Most can lay claim to some special attraction. At Nabrigas on the A9 from Orange to Montpellier, "the noise of the cicadas here almost drowned the sound of the traffic," which is not often said about the lorry park on the Watford Gap services.

Curney on the A38 from Dijon to Chalon displays a memorial to road traffic victims, a grim reminder that French motorists may leave their sanity at home. Yet they do not abandon their intellect. Readers of Le Grand Meaulnes will screech to a halt, when tootling along the A71 from St Amand to Clermont, at the literary aire named after Alain-Fournier's haunting novel. At Le Rossignol on the A6 from Dijon to Chalon not just the nightingale can be heard in spring but also, in summer, what Ms Fitter describes as "taped ancient music" - Aire on a G String, no doubt.

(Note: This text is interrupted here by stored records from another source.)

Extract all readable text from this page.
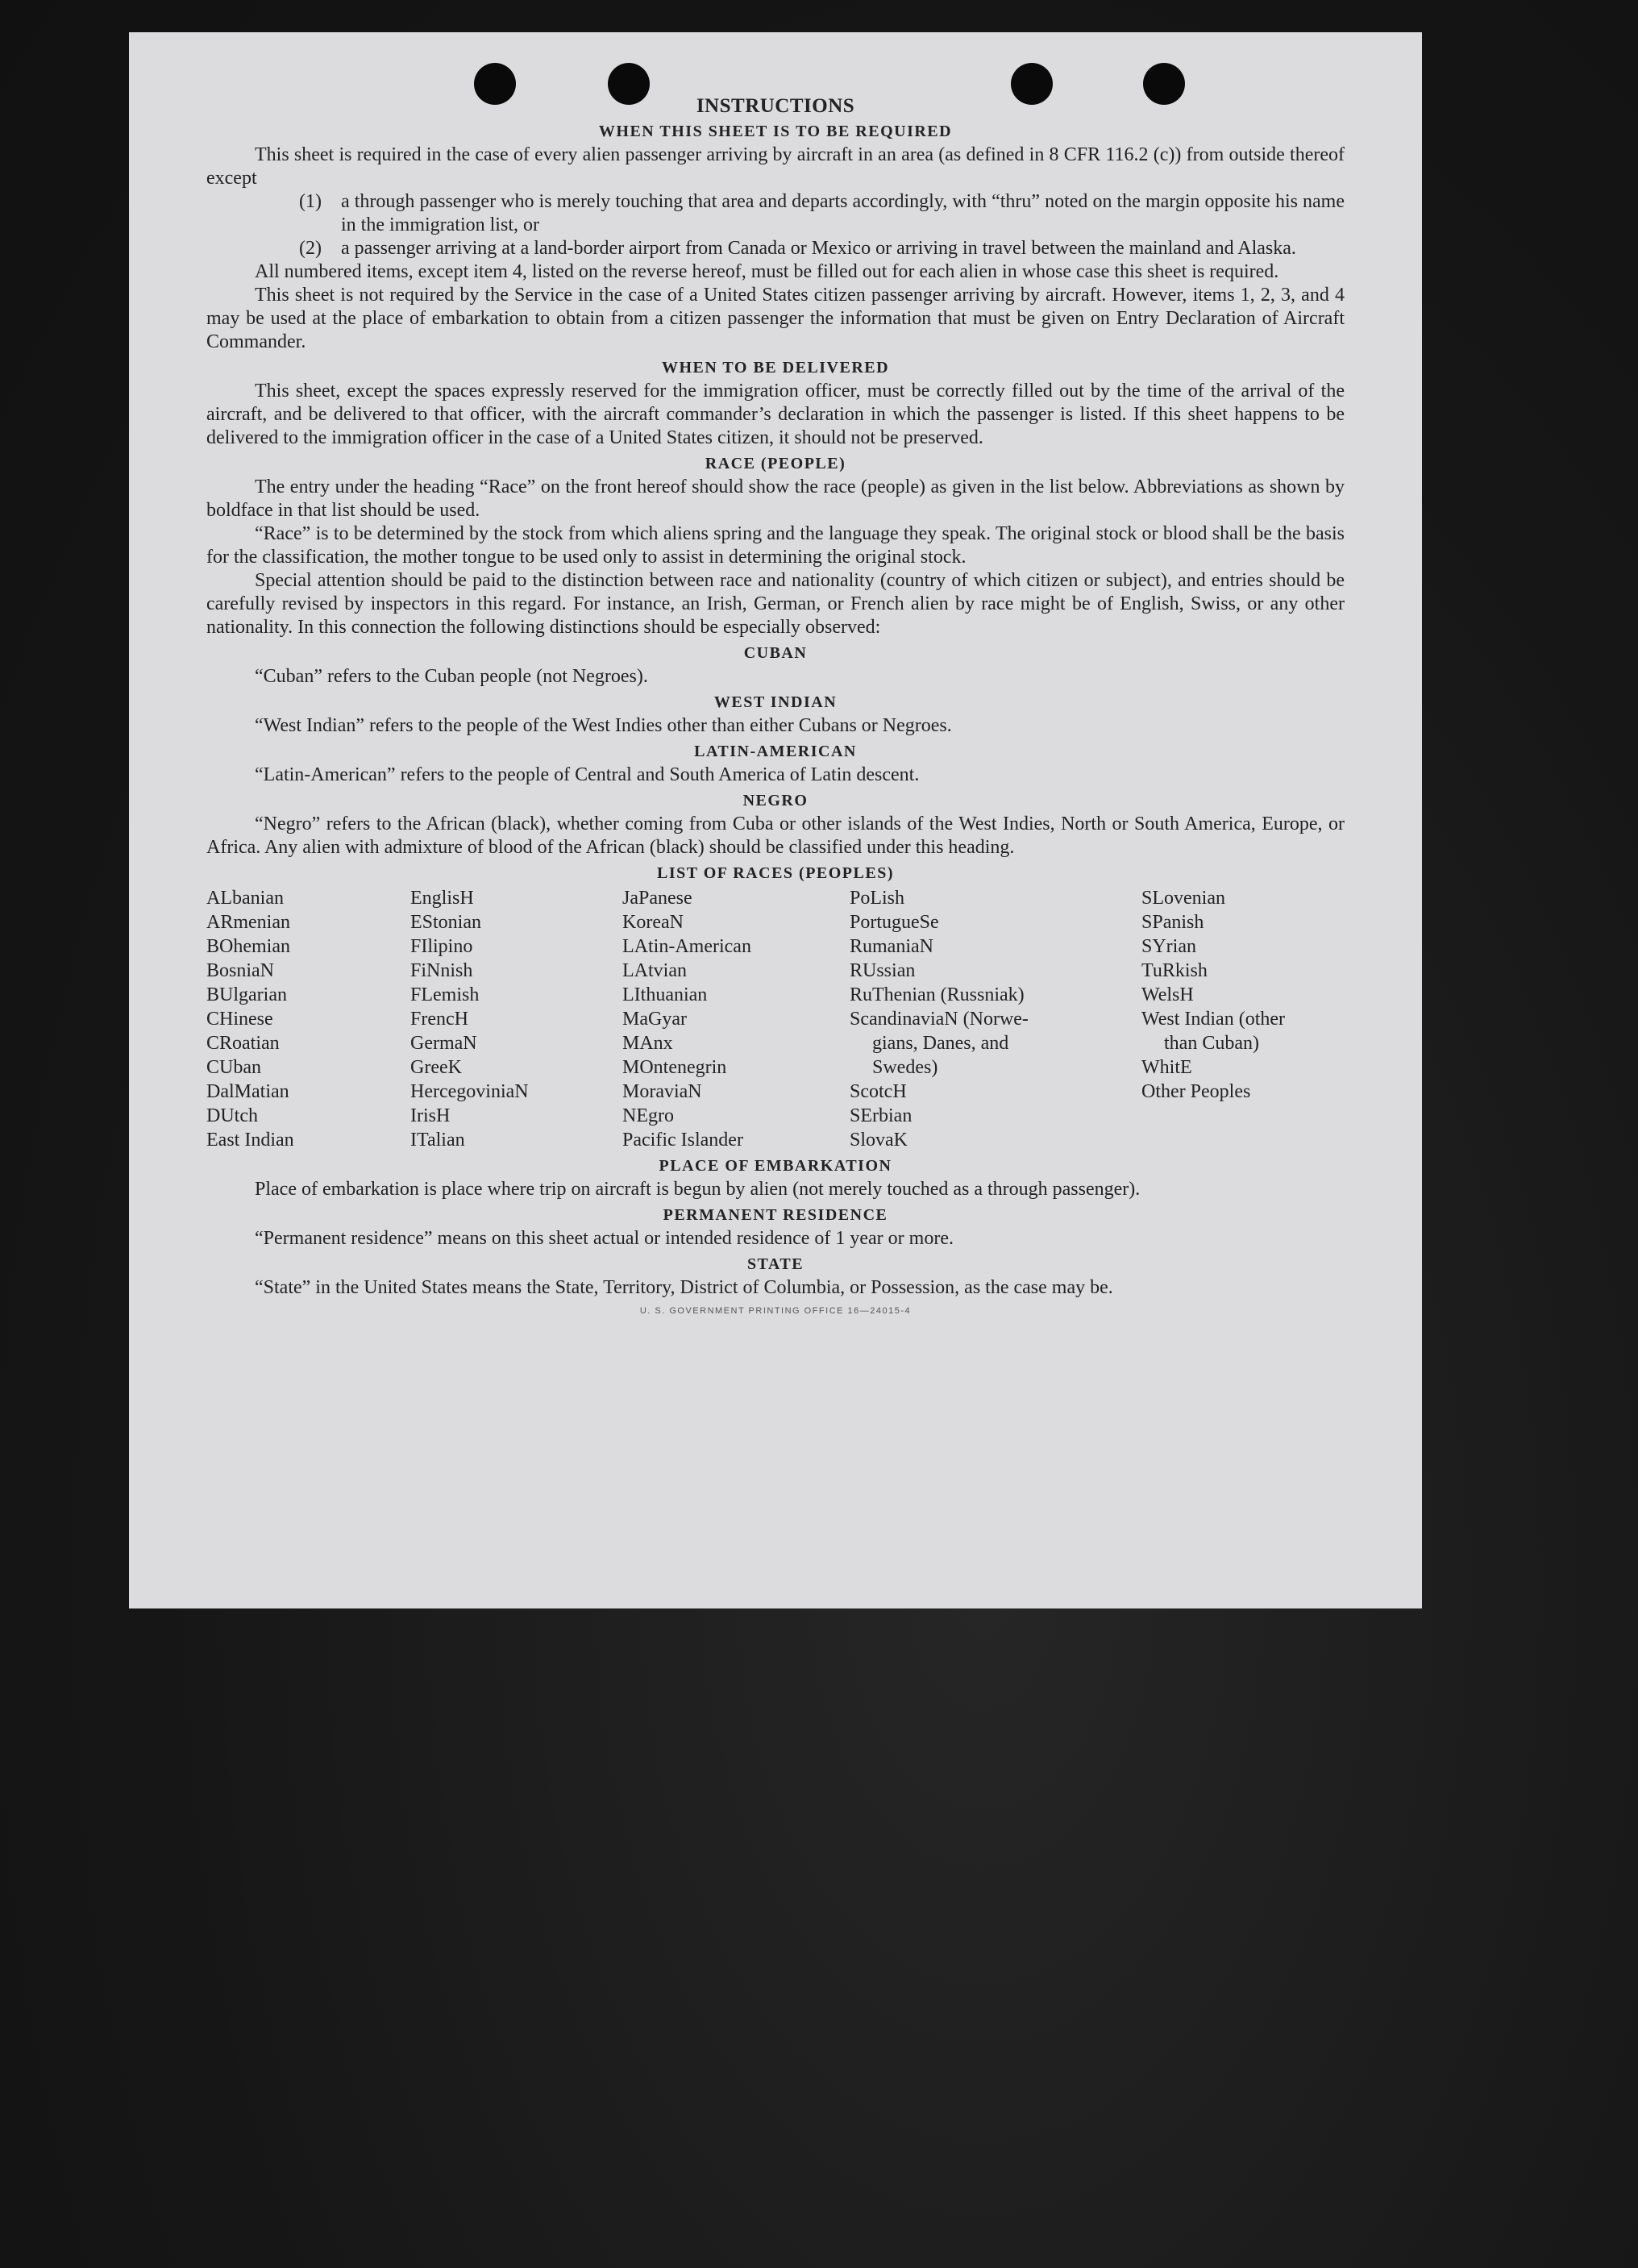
INSTRUCTIONS
WHEN THIS SHEET IS TO BE REQUIRED

This sheet is required in the case of every alien passenger arriving by aircraft in an area (as defined in 8 CFR 116.2 (c)) from outside thereof except

(1)	a through passenger who is merely touching that area and departs accordingly, with “thru” noted on the margin opposite his name in the immigration list, or
(2)	a passenger arriving at a land-border airport from Canada or Mexico or arriving in travel between the mainland and Alaska.

All numbered items, except item 4, listed on the reverse hereof, must be filled out for each alien in whose case this sheet is required.

This sheet is not required by the Service in the case of a United States citizen passenger arriving by aircraft. However, items 1, 2, 3, and 4 may be used at the place of embarkation to obtain from a citizen passenger the information that must be given on Entry Declaration of Aircraft Commander.

WHEN TO BE DELIVERED

This sheet, except the spaces expressly reserved for the immigration officer, must be correctly filled out by the time of the arrival of the aircraft, and be delivered to that officer, with the aircraft commander’s declaration in which the passenger is listed. If this sheet happens to be delivered to the immigration officer in the case of a United States citizen, it should not be preserved.

RACE (PEOPLE)

The entry under the heading “Race” on the front hereof should show the race (people) as given in the list below. Abbreviations as shown by boldface in that list should be used.

“Race” is to be determined by the stock from which aliens spring and the language they speak. The original stock or blood shall be the basis for the classification, the mother tongue to be used only to assist in determining the original stock.

Special attention should be paid to the distinction between race and nationality (country of which citizen or subject), and entries should be carefully revised by inspectors in this regard. For instance, an Irish, German, or French alien by race might be of English, Swiss, or any other nationality. In this connection the following distinctions should be especially observed:

CUBAN

“Cuban” refers to the Cuban people (not Negroes).

WEST INDIAN

“West Indian” refers to the people of the West Indies other than either Cubans or Negroes.

LATIN-AMERICAN

“Latin-American” refers to the people of Central and South America of Latin descent.

NEGRO

“Negro” refers to the African (black), whether coming from Cuba or other islands of the West Indies, North or South America, Europe, or Africa. Any alien with admixture of blood of the African (black) should be classified under this heading.

LIST OF RACES (PEOPLES)
ALbanian
ARmenian
BOhemian
BosniaN
BUlgarian
CHinese
CRoatian
CUban
DalMatian
DUtch
East Indian
EnglisH
EStonian
FIlipino
FiNnish
FLemish
FrencH
GermaN
GreeK
HercegoviniaN
IrisH
ITalian
JaPanese
KoreaN
LAtin-American
LAtvian
LIthuanian
MaGyar
MAnx
MOntenegrin
MoraviaN
NEgro
Pacific Islander
PoLish
PortugueSe
RumaniaN
RUssian
RuThenian (Russniak)
ScandinaviaN (Norwe-
gians, Danes, and
Swedes)
ScotcH
SErbian
SlovaK
SLovenian
SPanish
SYrian
TuRkish
WelsH
West Indian (other
than Cuban)
WhitE
Other Peoples
PLACE OF EMBARKATION

Place of embarkation is place where trip on aircraft is begun by alien (not merely touched as a through passenger).

PERMANENT RESIDENCE

“Permanent residence” means on this sheet actual or intended residence of 1 year or more.

STATE

“State” in the United States means the State, Territory, District of Columbia, or Possession, as the case may be.

U. S. GOVERNMENT PRINTING OFFICE 16—24015-4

Agen Porte d'Aquitaine has its own rugby museum. This site near Bordeaux also boasts a prune museum, which leads to the thought that stained-glass windows grace the WC block of Hyombre (on the A36 heading for Beaune). At the museum in Le Lac near Macon you may study exhibits on the construction of the nearby autoroute and at Le Village Catalan on the A9 near the Spanish border there's a statue dedicated to the Unknown Motorway Worker.

Yet it is not for intriguing details like that Anna Fitter awards her stars for quality but for the highly important picnic area. Le Village Catalan and Port Lauragais each receive the coveted trois etoilles. Thanks to the climate which makes eating outdoors a pleasure instead of an endurance, al fresco facilities are taken very seriously on the autoroutes. But she does warn that the loos on picnic sites tend to be of the "squattoir" variety.

Her warning about the actual restaurants or "Grills" is that they will probably not be open for all 24 hours or even, out of season, in the evening. Oddly enough, bearing in mind that the Relais group is connected with Trust House Forte, those also-rans of British service stations, she praises the imagination of its regional dishes. The self-service "Cafeterias" serve meals all day, occasionally all night. They cost much the same as their UK counterparts but are often better.

To work off the surplus flesh put on in the restarants, make use of a Parcours de Sant or fitness trail. After that, freshen up on a hot day at a brumisateur, which is an open-air misty shower; you can stand under its fine spray in shorts and top without ending up like a competitor in a Miss France Wet T-shirt competition.

Other words in Anna Fitter's Teach-Yourself-Aire vocabulary hint at the way the natural world impinges on the man-made environment of the autoroute. Renard means "fox", as you probably knew. Cerf is "stag", buzes means "buzzards" and sanglier is "wild boar". And Bonne Route means "Have a Good Journey".